NEW YORK (Reuters) - Oil fell on Wednesday due to rising inventories and flagging demand in top consumer the United States.
U.S. distillate demand fell to the lowest level in five years as the economic recession battered industrial consumption, according to the Energy Information Administration.
Inventories of the fuel -- which includes heating oil and diesel -- surged by 6.4 million barrels in the week to January 9, while gasoline and crude stocks likewise rose, the EIA reported.
U.S. crude settled down 50 cents at $37.28 a barrel. London Brent crude -- which has been supported by the disruption of Russian gas supplies to Europe -- rose 25 cents to $45.08 a barrel.
“Inventories continue to build. This morning we had negative sales numbers. This is more economic weakness affecting demand,” said Tom Bentz of BNP Paribas Commodity Futures in New York.
The U.S. Commerce Department said total retail sales fell 2.7 percent to a seasonally adjusted $343.2 billion last month. Analysts polled by Reuters had forecast December retail sales falling 1.2 percent.
“The retail sales figures are horrible. They confirm that the United States is in recession, which means oil demand is falling and so the market is weakening,” said Rob Laughlin, senior oil analyst at MF Global.

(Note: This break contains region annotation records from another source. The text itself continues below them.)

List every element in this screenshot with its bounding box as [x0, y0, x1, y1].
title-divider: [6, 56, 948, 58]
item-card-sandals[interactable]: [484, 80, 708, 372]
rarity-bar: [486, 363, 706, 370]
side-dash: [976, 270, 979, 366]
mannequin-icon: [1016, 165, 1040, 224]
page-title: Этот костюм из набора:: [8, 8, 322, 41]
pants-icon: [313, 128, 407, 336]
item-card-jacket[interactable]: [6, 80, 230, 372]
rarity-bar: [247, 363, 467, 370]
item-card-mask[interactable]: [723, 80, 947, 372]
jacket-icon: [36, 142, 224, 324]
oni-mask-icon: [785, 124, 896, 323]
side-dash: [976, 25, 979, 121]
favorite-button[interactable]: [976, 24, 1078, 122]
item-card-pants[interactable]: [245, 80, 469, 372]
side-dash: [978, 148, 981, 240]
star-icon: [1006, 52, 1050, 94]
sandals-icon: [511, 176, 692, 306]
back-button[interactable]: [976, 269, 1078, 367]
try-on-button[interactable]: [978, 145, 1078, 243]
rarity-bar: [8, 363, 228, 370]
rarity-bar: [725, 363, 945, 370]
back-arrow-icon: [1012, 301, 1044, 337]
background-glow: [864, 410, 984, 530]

Oil prices have crashed from record highs over $147 a barrel struck in July as the economic crisis clips global oil demand, with the EIA now forecasting world consumption will drop by more than 800,000 barrels per day (bpd) this year.
The Organization of Petroleum Exporting Countries agreed to a series of output cuts late last year, including a record 2.2-million-bpd reduction in December, to help stem the price slide.
Top exporter Saudi Arabia said on Tuesday it was prepared to go even further than cuts it had made since December if the market warranted it, while OPEC’s secretary general said the group may reduce oil output again at its meeting in March.
Libya’s top oil official said on Wednesday OPEC’s existing oil output cuts should support oil prices and that it was too early to tell if another reduction will be needed.
EU states cut off for days from Russian gas in freezing temperatures pleaded on Wednesday for an end to wrangling between Moscow and Kiev which has stalled a deal to restore fuel supplies.